In Hulu’s The Handmaid’s Tale, Offred and other fertile women cannot walk alone in the United States; they must abide by the stringent ruling of a far-right regime that has taken over what’s left of the nation. She dreams of what her life could be like if she managed to successfully escape, leaving behind the followers of a religion that often resembles an oppressive and volatile cult. In actuality, she’s complicit in the organization’s control and terror over the country, following along with its rules, partaking in the indoctrination of its newest captured members and killing those deemed immoral.

Of course, Offred’s plight is only fictional: Elisabeth Moss, who plays the protagonist in Hulu’s adaption of the Margaret Atwood novel, doesn’t seem to have any of the same struggles as a Scientologist.
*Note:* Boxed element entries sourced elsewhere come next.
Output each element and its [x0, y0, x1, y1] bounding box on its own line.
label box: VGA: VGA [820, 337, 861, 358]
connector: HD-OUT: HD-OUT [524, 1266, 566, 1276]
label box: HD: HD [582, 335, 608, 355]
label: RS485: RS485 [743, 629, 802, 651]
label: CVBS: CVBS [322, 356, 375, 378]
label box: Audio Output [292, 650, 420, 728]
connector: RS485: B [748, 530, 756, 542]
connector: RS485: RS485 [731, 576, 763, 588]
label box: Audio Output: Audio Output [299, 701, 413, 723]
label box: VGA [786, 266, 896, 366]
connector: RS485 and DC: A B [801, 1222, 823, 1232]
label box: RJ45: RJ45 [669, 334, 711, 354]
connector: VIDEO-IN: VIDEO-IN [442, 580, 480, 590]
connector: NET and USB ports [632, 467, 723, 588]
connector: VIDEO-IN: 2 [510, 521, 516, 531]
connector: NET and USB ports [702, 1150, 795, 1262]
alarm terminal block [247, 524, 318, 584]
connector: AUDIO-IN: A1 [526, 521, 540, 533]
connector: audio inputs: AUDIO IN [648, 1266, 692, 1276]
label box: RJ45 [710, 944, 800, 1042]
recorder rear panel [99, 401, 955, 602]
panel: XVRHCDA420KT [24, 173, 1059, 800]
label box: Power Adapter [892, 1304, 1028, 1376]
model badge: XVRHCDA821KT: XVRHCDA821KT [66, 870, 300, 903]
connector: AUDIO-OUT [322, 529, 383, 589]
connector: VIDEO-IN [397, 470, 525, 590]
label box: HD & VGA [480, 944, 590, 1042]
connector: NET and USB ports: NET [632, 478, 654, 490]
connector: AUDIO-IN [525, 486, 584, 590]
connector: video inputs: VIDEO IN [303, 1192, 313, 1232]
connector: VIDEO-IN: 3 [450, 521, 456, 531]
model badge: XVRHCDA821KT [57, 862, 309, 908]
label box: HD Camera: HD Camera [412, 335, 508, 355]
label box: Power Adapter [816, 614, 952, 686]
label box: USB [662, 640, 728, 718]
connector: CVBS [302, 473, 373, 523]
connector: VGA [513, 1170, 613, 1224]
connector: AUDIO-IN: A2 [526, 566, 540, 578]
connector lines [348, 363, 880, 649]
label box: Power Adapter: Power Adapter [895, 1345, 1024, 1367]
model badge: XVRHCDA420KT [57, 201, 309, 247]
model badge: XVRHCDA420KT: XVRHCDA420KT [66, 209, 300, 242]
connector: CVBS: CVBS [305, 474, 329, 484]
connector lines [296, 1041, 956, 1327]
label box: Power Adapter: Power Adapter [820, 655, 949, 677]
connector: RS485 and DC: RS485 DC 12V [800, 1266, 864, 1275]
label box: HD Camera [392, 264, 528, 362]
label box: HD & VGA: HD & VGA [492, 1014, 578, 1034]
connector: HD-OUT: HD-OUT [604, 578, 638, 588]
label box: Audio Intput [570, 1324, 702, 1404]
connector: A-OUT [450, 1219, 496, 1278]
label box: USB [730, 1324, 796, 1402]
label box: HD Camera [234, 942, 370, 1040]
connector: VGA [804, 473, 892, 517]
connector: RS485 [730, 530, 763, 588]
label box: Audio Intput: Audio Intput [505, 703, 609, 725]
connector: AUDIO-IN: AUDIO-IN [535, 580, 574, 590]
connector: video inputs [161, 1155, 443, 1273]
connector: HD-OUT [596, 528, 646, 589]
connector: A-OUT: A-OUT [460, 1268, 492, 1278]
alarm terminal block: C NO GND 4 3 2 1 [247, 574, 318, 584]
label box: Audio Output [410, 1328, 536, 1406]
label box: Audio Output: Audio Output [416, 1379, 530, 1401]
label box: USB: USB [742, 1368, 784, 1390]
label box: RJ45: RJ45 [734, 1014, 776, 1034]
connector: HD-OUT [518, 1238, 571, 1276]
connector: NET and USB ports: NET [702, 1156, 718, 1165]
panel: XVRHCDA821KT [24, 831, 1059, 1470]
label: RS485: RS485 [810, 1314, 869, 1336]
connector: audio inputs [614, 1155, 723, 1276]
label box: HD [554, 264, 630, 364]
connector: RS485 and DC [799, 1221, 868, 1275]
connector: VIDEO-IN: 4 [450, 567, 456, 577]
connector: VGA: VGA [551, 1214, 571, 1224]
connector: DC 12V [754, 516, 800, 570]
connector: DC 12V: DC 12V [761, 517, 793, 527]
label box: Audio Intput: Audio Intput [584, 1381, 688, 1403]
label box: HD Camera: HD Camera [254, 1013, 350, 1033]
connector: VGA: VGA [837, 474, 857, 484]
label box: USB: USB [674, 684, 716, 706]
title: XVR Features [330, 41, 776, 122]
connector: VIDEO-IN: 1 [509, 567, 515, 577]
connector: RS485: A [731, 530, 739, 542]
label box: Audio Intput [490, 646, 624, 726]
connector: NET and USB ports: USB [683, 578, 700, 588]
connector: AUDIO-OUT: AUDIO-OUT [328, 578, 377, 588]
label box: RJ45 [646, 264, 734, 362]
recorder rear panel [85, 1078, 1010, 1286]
A member of the controversial church her entire life, the 34-year-old maintains a quiet relationship with Scientology in the public eye and has avoided the topic entirely along her press tour promoting the new show, which released its fourth episode Wednesday night.

All of which is why, as Charlotte Allen recently noted in the L.A. Times, “We’re Living The Handmaid’s Tale Now, But Not The Way Feminists Think.”